My next door neighbor self-installed a GE water softener and the water pressure in the house is definitely lower than was prior to installing the unit.

The whole house is run in 1/2" so he ran 1/2" right to the softener. The install specs call for 3/4" pipe to the softener (and valves).

I have an identical unit in my house setup the same way, only I READ the directions and installed 3/4" everything on the supply/feed loop back to the existing 1/2". My water pressure is fine.

I've been over there trying to troubleshoot and even bypassing the WS makes no difference in pressure which tells me the resin and guts are OK.
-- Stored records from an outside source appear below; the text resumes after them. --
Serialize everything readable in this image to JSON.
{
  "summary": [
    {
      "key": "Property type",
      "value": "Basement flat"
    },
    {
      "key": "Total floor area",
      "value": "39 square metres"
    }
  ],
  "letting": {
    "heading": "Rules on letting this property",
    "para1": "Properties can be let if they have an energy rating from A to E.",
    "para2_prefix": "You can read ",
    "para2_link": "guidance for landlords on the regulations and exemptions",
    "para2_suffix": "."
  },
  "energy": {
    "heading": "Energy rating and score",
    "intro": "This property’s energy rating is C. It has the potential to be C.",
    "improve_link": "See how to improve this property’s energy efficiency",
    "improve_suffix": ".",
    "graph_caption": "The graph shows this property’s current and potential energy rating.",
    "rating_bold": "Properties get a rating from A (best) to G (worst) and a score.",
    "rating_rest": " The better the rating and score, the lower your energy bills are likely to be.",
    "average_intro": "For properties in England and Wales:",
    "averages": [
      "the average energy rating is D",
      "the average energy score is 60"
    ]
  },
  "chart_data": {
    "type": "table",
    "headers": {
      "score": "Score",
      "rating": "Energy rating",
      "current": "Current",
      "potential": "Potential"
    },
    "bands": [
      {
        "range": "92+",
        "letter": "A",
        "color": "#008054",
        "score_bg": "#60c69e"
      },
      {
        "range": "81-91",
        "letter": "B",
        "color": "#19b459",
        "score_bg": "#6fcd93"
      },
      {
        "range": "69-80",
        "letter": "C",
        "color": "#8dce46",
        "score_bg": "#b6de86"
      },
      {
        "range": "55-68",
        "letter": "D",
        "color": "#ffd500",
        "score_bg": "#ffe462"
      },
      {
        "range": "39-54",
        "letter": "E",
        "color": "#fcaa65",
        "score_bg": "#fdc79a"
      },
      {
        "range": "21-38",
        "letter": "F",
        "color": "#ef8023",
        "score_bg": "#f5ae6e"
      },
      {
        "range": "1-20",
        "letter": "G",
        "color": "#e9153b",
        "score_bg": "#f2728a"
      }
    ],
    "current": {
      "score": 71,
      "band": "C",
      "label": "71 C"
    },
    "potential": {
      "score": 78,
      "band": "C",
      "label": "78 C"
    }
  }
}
*My question is whether or not using 1/2" material into the WS is doing this, specifically maybe 1/2" valves????*


----------



## Leo G (May 12, 2005)

Yours worked, his didn't. 

You do the math.


----------



## Greg Di (Mar 12, 2005)

Leo G said:


> Yours worked, his didn't.
> 
> You do the math.


HAHA...You know that and I know that but I don't know enough about plumbing to scientifically rule out something else.

I do know that volume and pressure are different animals and was wondering if the reduced size of 1/2" valves in and out of the WS could be affecting it.

The strange thing is that the house is loaded with 1/2" valves and he only introduced two more....


----------



## WarnerConstInc. (Jan 30, 2008)

Did he sweat the fittings together or some other type of fitting?

I could see some solder stuck in one of the valves.

Maybe a reduction in volume, not sure about pressure though.


----------



## Leo G (May 12, 2005)

You introduced two more at the very beginning of the system


----------



## Leo G (May 12, 2005)

Im betting the he is saying pressure reduction but really means flow reduction. When the system is closed and static the pressures will probably be the same as it was before he introduced the new plumbing items into the system. But when the system becomes active/dynamic that is when the pressures/flow rates will be reduced.

Those last couple of valves he added were the straw that broke the camels back.

Even if you used 2" piping and a huge commercial water softener there is still going to be flow reduction and a dynamic pressure loss. You put more resitance into the line and it can only go down. The only thing that is going to increase the pressure is some kind of booster.


----------



## Greg Di (Mar 12, 2005)

WarnerConstInc. said:


> Did he sweat the fittings together or some other type of fitting?
> 
> I could see some solder stuck in one of the valves.
> 
> Maybe a reduction in volume, not sure about pressure though.


Whole house is copper...he used pex for the tie-in...maybe 20ft total


----------



## neolitic (Apr 20, 2006)

Leo G said:


> You introduced two more at the very beginning of the system


Bingo!
Leo gets another cigar. :laughing:


----------